A 'hyper' look at quality
Hyperspectral imaging is a non-invasive camera technique. It allows for detailed light wavelength examination. Which waves are absorbed, and which are reflected when passing through an object? That results in something called a unique spectral fingerprint. A traditional camera captures an image in 'only' red, green, and blue light. That creates a limited, rough image of the object.
A hyperspectral camera captures a more accurate image. It also measures light that the human eye and a regular camera can't process. So, it provides information about internal tissue, such as the tuber flesh of potatoes. You could, otherwise, only see that by cutting open the object.

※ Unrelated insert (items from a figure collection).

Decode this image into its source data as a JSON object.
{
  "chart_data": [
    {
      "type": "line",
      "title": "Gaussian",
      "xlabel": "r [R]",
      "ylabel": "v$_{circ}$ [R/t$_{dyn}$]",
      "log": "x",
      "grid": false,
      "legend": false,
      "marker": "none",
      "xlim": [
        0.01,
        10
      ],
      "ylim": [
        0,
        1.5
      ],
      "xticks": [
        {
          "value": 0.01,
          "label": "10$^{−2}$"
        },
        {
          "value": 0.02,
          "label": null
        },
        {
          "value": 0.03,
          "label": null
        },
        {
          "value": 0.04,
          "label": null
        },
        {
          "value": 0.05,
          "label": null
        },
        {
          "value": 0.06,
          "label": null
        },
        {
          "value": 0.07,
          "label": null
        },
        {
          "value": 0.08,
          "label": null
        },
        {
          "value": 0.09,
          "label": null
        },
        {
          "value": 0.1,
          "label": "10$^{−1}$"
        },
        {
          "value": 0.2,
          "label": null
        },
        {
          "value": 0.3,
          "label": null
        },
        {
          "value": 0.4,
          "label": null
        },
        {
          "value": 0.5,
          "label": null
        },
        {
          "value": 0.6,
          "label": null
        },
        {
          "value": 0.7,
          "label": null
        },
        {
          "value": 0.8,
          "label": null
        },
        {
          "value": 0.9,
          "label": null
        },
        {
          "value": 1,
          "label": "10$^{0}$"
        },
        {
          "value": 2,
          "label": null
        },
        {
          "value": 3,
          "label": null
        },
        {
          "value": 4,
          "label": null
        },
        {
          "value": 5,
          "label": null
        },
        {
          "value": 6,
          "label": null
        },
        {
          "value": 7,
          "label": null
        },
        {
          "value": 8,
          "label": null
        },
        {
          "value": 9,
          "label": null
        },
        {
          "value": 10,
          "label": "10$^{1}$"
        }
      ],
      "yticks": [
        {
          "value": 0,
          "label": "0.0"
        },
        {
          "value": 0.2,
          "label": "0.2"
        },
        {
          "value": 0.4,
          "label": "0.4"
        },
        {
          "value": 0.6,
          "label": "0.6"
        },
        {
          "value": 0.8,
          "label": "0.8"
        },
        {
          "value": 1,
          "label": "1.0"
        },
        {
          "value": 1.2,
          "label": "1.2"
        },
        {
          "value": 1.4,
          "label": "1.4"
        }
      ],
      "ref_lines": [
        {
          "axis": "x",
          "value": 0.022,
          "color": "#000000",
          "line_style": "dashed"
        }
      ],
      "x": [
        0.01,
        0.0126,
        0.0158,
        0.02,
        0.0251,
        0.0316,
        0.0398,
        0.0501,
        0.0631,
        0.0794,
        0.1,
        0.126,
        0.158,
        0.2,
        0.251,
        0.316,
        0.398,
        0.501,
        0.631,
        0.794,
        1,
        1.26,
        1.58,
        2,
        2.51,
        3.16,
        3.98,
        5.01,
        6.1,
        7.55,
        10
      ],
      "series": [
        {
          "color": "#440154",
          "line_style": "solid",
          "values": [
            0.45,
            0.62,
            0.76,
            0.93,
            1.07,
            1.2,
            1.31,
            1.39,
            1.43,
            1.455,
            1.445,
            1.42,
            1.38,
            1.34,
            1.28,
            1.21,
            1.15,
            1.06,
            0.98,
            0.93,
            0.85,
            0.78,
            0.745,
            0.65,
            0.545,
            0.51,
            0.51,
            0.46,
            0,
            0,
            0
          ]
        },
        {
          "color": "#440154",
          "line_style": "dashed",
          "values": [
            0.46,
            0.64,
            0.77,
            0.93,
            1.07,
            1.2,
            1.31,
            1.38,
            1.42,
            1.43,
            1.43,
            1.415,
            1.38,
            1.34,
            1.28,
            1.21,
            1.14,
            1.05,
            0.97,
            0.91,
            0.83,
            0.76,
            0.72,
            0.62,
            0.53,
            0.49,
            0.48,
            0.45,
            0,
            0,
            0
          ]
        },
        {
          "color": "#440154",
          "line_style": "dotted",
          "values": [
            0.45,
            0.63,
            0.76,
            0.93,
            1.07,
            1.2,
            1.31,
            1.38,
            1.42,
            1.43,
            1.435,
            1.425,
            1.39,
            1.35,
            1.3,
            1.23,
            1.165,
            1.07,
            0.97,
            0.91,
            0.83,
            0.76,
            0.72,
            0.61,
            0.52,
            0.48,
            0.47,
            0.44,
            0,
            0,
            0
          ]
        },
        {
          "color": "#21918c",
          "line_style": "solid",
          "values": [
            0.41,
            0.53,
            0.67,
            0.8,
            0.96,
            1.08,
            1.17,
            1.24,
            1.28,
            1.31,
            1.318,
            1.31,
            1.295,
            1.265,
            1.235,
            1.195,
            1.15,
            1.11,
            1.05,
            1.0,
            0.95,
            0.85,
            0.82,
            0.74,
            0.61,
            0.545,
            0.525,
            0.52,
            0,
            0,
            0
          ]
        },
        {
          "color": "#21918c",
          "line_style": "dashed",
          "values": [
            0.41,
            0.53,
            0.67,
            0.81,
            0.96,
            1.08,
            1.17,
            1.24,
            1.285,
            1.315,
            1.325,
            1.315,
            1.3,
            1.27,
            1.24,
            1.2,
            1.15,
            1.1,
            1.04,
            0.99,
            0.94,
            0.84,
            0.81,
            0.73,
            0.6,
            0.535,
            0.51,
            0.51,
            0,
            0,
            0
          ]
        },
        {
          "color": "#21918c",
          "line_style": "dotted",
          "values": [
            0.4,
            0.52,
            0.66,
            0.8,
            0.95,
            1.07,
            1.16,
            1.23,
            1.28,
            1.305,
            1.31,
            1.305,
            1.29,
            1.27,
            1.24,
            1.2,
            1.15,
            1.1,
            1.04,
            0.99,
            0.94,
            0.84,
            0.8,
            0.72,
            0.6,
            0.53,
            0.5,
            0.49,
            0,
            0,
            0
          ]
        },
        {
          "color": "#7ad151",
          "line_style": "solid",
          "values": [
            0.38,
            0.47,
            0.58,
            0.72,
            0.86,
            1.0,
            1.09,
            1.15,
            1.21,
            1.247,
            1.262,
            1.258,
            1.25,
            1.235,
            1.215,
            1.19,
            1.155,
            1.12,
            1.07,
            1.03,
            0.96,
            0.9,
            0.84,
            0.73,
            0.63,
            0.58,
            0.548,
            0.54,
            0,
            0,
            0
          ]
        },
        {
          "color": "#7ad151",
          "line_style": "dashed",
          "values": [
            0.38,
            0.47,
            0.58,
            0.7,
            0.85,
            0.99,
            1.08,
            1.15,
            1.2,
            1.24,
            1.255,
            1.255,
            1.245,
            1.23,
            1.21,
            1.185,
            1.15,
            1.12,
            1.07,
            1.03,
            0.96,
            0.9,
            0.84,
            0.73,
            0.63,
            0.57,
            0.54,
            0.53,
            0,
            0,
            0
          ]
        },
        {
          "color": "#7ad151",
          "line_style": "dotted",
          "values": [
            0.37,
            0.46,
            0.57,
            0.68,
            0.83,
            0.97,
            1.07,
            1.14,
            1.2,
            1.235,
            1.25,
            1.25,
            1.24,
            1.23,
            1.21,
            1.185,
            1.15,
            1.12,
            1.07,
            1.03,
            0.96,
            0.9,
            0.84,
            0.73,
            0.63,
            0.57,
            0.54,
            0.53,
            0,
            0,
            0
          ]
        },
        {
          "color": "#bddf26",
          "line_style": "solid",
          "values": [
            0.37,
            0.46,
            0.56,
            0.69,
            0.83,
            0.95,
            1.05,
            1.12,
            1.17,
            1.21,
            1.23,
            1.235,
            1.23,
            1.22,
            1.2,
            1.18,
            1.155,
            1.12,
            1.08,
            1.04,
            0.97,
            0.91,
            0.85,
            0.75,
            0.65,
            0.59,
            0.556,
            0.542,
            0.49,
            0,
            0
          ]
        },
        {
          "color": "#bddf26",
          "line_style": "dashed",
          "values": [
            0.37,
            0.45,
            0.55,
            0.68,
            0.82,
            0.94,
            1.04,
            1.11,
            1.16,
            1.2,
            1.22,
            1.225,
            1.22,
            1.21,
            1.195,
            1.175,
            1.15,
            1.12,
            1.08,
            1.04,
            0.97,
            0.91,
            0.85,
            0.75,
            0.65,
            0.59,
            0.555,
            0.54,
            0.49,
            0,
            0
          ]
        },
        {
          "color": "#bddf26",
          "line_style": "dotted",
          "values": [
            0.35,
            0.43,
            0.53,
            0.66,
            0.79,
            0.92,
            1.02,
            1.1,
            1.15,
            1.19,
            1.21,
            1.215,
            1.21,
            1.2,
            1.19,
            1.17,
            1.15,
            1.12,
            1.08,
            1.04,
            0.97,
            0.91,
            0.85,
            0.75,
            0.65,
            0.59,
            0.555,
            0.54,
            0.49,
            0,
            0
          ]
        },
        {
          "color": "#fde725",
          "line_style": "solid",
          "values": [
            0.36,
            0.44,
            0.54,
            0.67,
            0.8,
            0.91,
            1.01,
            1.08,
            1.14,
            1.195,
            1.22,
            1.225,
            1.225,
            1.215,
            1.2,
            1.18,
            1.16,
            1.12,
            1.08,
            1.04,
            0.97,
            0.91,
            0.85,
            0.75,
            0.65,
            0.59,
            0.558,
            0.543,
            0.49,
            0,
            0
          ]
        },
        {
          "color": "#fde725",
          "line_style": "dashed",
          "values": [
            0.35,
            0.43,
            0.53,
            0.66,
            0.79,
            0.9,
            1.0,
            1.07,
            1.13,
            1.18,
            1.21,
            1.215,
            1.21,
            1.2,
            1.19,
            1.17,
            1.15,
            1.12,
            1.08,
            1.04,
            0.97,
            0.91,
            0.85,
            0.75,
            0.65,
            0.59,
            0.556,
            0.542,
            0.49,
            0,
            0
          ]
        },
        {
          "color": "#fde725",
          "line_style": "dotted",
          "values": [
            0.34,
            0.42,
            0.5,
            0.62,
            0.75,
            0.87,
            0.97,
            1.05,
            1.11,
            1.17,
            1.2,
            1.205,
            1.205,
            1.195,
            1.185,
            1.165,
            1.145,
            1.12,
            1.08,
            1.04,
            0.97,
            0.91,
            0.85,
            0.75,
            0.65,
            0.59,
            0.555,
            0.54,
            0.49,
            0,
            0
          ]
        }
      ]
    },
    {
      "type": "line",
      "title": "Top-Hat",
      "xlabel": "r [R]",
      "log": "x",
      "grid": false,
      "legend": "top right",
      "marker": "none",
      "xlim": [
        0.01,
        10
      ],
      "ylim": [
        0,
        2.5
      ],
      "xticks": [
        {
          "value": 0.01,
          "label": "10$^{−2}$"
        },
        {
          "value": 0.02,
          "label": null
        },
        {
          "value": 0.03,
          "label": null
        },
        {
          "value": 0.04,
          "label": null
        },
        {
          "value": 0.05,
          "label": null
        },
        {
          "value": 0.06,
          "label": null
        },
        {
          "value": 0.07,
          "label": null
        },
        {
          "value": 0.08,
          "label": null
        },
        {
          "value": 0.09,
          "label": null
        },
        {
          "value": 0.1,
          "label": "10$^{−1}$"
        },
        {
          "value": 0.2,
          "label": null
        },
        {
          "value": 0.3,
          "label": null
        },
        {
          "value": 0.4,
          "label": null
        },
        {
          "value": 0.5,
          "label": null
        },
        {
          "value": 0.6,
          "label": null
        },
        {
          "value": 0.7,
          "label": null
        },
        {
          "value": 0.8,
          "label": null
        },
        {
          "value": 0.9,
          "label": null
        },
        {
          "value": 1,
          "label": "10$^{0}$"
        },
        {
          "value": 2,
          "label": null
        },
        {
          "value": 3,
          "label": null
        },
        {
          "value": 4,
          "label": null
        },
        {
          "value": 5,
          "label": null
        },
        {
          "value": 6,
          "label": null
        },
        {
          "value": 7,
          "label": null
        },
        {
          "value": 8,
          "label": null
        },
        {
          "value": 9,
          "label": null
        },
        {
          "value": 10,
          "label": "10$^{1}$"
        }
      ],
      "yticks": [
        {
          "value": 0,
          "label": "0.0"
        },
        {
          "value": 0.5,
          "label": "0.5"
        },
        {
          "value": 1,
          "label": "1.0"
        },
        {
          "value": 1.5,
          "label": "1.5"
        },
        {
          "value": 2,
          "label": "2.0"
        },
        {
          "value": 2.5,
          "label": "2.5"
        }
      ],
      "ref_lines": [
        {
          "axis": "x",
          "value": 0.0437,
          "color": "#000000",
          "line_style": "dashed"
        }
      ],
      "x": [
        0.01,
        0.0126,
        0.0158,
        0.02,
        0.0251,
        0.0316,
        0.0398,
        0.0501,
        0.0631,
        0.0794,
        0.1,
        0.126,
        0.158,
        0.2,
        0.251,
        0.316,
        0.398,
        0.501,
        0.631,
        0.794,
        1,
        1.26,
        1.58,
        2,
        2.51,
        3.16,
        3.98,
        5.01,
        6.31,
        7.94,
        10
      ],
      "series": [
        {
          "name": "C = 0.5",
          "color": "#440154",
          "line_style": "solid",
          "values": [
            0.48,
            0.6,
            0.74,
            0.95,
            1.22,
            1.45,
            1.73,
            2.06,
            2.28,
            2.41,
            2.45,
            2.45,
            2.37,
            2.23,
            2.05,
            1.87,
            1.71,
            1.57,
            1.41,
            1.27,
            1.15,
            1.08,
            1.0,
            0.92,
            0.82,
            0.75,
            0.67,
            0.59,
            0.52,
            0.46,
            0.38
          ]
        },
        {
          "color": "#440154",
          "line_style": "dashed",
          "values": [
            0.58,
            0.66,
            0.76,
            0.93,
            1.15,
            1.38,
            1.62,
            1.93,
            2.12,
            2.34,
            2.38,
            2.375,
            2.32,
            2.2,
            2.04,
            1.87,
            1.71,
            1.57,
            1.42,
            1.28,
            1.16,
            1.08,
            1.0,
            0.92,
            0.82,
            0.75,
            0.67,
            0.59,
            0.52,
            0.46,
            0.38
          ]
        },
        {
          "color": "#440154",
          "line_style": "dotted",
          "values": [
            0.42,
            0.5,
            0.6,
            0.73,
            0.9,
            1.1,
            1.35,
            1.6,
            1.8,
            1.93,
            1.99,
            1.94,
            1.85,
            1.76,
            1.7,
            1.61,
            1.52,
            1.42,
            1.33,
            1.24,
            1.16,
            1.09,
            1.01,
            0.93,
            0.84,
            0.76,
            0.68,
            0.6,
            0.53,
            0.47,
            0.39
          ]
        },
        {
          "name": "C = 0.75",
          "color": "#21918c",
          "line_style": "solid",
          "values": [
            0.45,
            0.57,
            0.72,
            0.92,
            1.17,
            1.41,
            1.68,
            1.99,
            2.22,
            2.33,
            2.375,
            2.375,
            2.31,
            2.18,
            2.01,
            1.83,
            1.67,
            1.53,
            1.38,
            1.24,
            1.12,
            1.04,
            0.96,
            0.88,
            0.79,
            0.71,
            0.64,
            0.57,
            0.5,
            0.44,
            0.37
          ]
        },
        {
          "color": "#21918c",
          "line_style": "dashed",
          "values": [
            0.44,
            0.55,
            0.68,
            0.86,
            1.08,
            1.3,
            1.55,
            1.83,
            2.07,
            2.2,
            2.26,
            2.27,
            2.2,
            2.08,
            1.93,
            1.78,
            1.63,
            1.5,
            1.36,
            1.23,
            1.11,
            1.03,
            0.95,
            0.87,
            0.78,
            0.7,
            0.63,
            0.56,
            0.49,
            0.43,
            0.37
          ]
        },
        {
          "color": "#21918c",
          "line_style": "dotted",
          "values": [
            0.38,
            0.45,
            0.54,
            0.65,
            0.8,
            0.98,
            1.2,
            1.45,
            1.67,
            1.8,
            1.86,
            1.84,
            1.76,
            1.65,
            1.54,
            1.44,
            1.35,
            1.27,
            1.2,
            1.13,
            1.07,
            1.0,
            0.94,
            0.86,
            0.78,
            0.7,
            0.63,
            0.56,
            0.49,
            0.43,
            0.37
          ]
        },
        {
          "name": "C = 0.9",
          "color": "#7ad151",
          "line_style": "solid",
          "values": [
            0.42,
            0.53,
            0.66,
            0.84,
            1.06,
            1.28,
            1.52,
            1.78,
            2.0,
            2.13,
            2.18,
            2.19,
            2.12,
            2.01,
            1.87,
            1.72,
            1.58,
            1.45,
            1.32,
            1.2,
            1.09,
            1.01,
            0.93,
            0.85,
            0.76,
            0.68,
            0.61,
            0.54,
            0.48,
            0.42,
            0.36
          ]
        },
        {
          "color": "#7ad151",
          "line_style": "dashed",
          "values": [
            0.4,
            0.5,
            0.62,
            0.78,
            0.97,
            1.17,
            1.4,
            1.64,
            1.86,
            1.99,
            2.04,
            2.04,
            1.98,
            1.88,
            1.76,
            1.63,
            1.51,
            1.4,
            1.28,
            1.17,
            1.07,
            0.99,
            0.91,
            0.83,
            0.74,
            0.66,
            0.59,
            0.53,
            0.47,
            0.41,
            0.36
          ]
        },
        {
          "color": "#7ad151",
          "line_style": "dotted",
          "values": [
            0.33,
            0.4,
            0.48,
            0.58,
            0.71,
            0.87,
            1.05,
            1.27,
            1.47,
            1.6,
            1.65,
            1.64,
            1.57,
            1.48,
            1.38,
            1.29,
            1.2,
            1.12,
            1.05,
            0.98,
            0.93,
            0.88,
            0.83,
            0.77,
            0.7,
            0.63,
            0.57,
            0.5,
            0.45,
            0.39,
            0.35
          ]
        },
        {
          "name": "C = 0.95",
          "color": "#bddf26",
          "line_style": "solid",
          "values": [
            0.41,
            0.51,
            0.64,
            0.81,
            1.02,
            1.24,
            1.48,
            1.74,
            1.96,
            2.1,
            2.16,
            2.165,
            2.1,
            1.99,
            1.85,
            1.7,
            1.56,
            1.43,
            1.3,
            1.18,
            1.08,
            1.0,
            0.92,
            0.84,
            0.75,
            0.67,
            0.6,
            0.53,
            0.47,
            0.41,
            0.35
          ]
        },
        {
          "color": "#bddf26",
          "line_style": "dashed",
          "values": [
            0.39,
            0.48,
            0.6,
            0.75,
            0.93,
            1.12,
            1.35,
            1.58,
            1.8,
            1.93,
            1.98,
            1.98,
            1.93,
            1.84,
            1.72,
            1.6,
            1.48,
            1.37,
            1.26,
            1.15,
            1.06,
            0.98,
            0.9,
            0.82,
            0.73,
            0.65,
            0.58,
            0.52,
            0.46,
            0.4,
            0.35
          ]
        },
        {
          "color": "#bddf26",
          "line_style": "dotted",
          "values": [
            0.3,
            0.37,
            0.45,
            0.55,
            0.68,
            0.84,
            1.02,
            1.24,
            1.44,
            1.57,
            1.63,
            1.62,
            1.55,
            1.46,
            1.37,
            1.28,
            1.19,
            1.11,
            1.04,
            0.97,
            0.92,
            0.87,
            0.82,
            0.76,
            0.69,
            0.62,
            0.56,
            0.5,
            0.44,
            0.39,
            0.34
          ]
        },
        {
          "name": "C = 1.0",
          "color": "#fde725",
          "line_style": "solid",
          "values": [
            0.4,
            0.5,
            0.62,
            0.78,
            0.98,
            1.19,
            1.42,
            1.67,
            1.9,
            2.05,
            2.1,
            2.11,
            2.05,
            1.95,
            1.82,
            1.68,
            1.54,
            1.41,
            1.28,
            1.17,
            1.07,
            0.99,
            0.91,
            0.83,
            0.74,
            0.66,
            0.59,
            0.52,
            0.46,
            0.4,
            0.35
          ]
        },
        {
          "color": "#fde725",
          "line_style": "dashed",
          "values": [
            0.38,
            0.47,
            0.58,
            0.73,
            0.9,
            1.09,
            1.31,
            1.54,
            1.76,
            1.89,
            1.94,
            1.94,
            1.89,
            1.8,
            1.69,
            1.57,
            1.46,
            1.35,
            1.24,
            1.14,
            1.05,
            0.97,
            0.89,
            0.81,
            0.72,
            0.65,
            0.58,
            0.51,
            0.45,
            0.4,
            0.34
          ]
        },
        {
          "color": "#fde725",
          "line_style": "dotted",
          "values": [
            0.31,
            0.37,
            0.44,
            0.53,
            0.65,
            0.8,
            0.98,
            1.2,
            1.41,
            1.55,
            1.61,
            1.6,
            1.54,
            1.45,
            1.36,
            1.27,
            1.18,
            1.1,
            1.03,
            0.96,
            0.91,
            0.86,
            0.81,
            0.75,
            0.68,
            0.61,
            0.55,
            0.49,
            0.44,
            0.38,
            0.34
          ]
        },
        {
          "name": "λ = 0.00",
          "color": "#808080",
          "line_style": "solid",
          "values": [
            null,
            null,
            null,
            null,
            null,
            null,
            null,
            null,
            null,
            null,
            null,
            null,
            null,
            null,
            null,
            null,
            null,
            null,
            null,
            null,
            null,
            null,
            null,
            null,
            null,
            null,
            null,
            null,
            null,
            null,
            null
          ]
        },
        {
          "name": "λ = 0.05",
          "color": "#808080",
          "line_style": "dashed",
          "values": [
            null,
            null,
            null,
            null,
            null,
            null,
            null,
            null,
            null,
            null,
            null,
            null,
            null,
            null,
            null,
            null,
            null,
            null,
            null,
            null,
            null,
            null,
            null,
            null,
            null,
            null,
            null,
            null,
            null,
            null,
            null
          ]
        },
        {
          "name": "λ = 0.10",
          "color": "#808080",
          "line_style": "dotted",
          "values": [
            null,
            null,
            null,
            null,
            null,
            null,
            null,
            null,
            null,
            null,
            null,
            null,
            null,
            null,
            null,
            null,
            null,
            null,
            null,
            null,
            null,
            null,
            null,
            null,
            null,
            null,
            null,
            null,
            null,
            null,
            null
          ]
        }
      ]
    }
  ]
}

It's becoming increasingly easy for commercial companies to use this technology. A lot of hardware progress has been made over the past ten years. Cameras have become smaller and cheaper. KU Leuven expects handhelds or smartphones with hyperspectral cameras to come onto the market within a few years.
Data processing speed is another critical parameter. A hyperspectral pixel yields much more information than a regular one. Mathematical models are run on the data to extract the relevant information. That requires an enormous amount of computing power. That was, until recently, a deterrent to using this technique on a larger scale. The latest generation of scanners can, however, handle a reasonably wide range of speeds.
There are already hyperspectral systems on the market for industrial applications. For example, recycling companies use it to sort different, difficult to distinguish types of plastic. Various food industry machine manufacturers use these systems too. That's for the internal quality assessment of fruit and vegetables. This technology can be used to check for bruising. But, there are more possible uses for hyperspectral imaging in the fruit and vegetable sector. That's both in processing lines and for quality control.
The Colruyt Group already uses Xpectrum. This handheld system determines things like meat's protein content. The company wants to implement hyperspectral systems in their quality control too. They want to be able to determine and predict issues. These include products' age and shelf life, juice quality, and Brix values.